Ganz einfach. Mein Chef, war noch verfrorener als ich und hatte sich von mir in zwei dicke Decken einwickeln lassen. Um den Schlafsack drumherum. Er kam also gar nicht an den Reißverschluss seines Schlafsacks heran. Seine Arme waren dadurch fest an seinem Köper gebunden. Er konnte sich nicht selbst befreien.

Das war unser tägliches, nächtliches Ritual. Ich war schließlich die „Mutter“ der Kompanie. Den Hauptmann zusätzlich in dicke Decken zu wickeln, war eine meiner Aufgaben in diesem Wintermanöver. Natürlich nahm es mein Chef damit etwas zu wörtlich. Das mit der Mutter, meine ich. Aber was sollte ich tun, ich musste ihn bei Laune halten. Ich hatte ja meine Vorteile davon. So war das eben.

Alles hatte bisher gut geklappt, aber gestern hatten wir ein „befohlenes“ Besäufnis, bei dem das Bier in Strömen floß. Das gab selbstverständlich zusätzlichen Druck auf die Blase und nun hatten wir das Malheur.

Ich also raus aus meinem Schlafsack, rüber zum Chef, der sich selbst nicht befreien konnte. Ich hatte ihn zwiebelmäßig, Lage um Lage, mühevoll eingepackt. Genauso mühevoll und zeitaufwändig, musste ich ihn nun entblättern. Zwei Decken um den Schlafsack. Im Schlafsack eine weitere Decke. Dann hatte er das langarmige Unterhemd an, darüber vom Trainingsanzug das Oberteil, zwei lange Unterhosen und noch die Trainingshose.
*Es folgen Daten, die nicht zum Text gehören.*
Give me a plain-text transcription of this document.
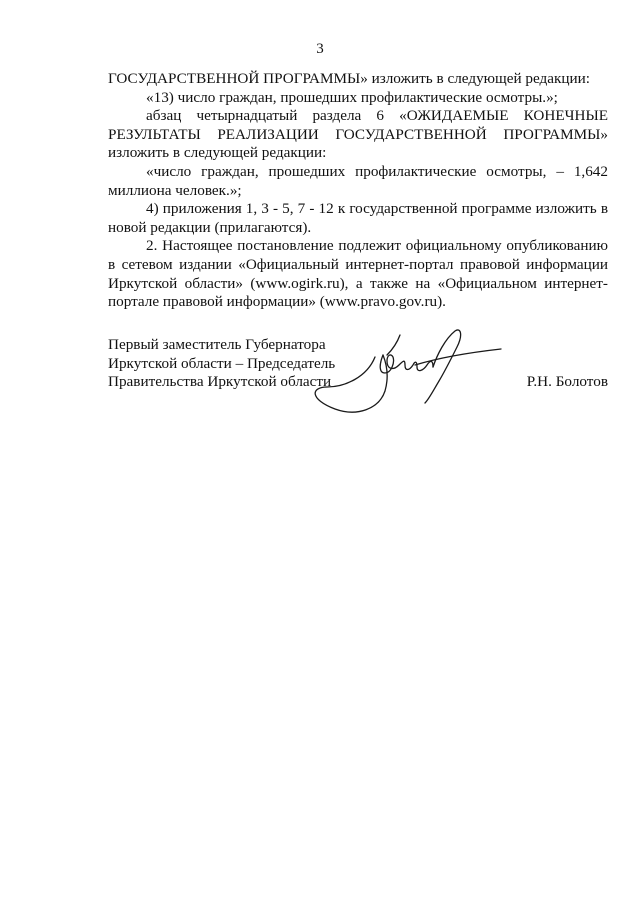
3

ГОСУДАРСТВЕННОЙ ПРОГРАММЫ» изложить в следующей редакции:

«13) число граждан, прошедших профилактические осмотры.»;

абзац четырнадцатый раздела 6 «ОЖИДАЕМЫЕ КОНЕЧНЫЕ РЕЗУЛЬТАТЫ РЕАЛИЗАЦИИ ГОСУДАРСТВЕННОЙ ПРОГРАММЫ» изложить в следующей редакции:

«число граждан, прошедших профилактические осмотры, – 1,642 миллиона человек.»;

4) приложения 1, 3 - 5, 7 - 12 к государственной программе изложить в новой редакции (прилагаются).

2. Настоящее постановление подлежит официальному опубликованию в сетевом издании «Официальный интернет-портал правовой информации Иркутской области» (www.ogirk.ru), а также на «Официальном интернет-портале правовой информации» (www.pravo.gov.ru).

Первый заместитель Губернатора
Иркутской области – Председатель
Правительства Иркутской области	Р.Н. Болотов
„Schneller! … Los, ich kann’s nicht halten, Spieß … avanti… avanti…“

Selbstverständlich war ich nur für die Decken und den Reißverschluss des Schlafsacks zuständig. Es kostete mich einige Mühe den hippeligen Offizier auszuwickeln. Dabei kamen wir uns fortlaufend in die Quere. Weil er sich schon mit der Decke im Schlafsack beschäftigte. Als ich ihn endlich befreit hatte, zischte er wie eine Rakete aus dem Zelt. Sich ihm Laufen, von seinen anderen Sachen befreiend.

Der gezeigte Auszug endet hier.